By targeting SVG natively, we bypass the fragile conversion layers. We get semantic scaling. We get CSS styling. We stop fighting the renderer and start using the most optimized vector graphics engine in history: the modern web browser. And you can render SVG to PDF anytime. Going back, though, means you lose the semantics of what your drawing means.
And last but not least, Tesserax is lean. Like, zero dependencies. A couple hundred of pure, fully-typed, Python 3.12. Nothing more, nothing less.
I rest my case.
What’s Next
So Tesserax is my attempt to bring software engineering to scientific illustration. I’m releasing it today in a very crude, 0.2 something version, as I always do, to gather as much feedback as possible as soon as possible.

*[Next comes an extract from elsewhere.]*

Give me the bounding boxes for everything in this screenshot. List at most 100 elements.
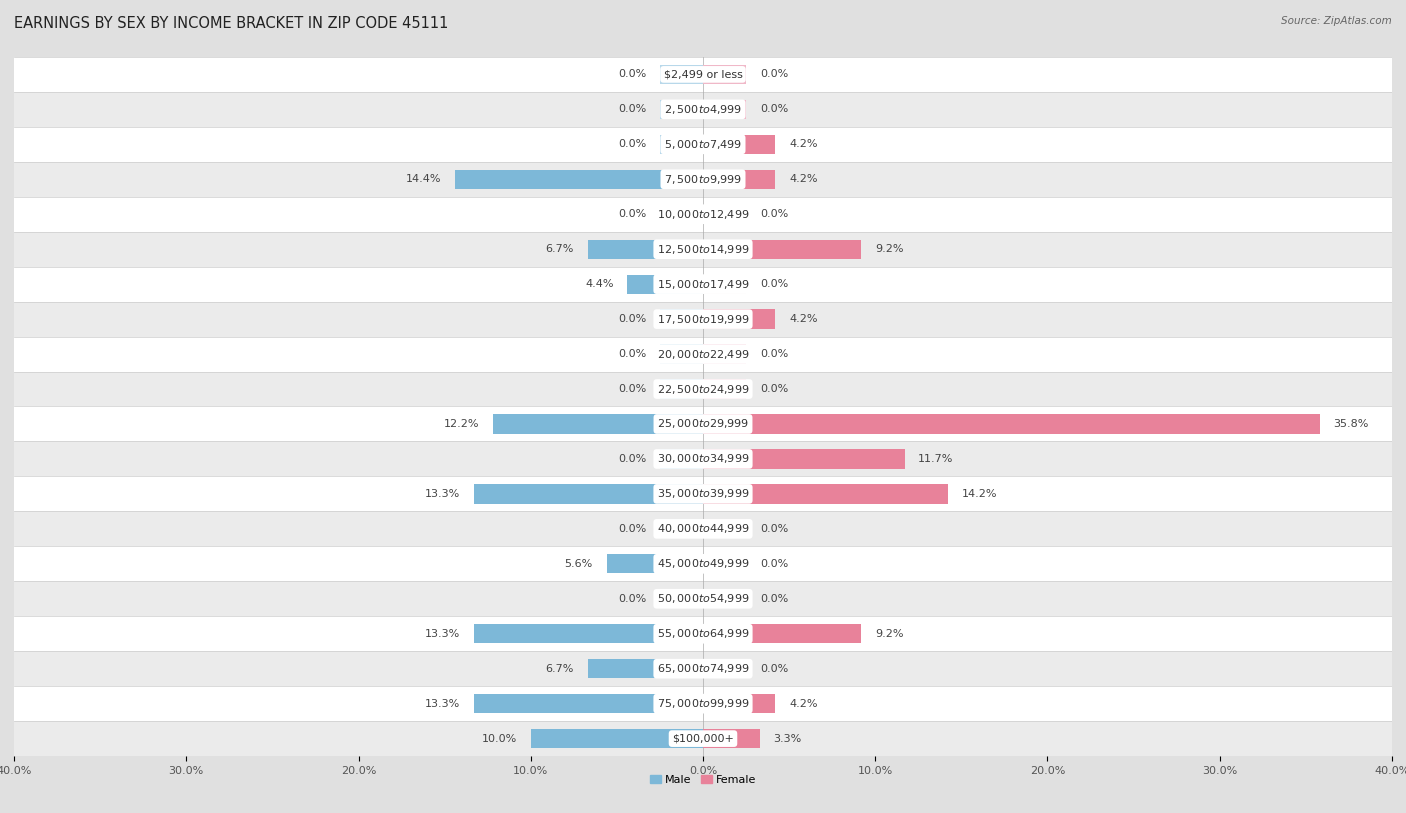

From now on, all the diagrams in my papers, blog posts, and books will be built with this.
So, next step, I’m moving past the primitives phase now and into building high-level scientific abstractions. I want to generate automata that look like they were pulled from a classic textbook and data structures that reflect actual memory layouts. That’s what comes in the next few iterations. Moving from a world where we draw lines to a world where we code diagrams.
I’d love it if you’d give Tesserax a try. The documentation is still pretty thin but feel free to drop me a comment with any questions or suggestions.



Where are the examples? The gallery?
How could you build up such expectations and not include samples? I went to the link and the full documentation and only saw one diagram: a circle and a square with an arrow between. Please, demonstrate the capabilities.
Show us what you’ve got! Please.
Sweet. I've been wanting something like this. I'll give it a shot ASAP.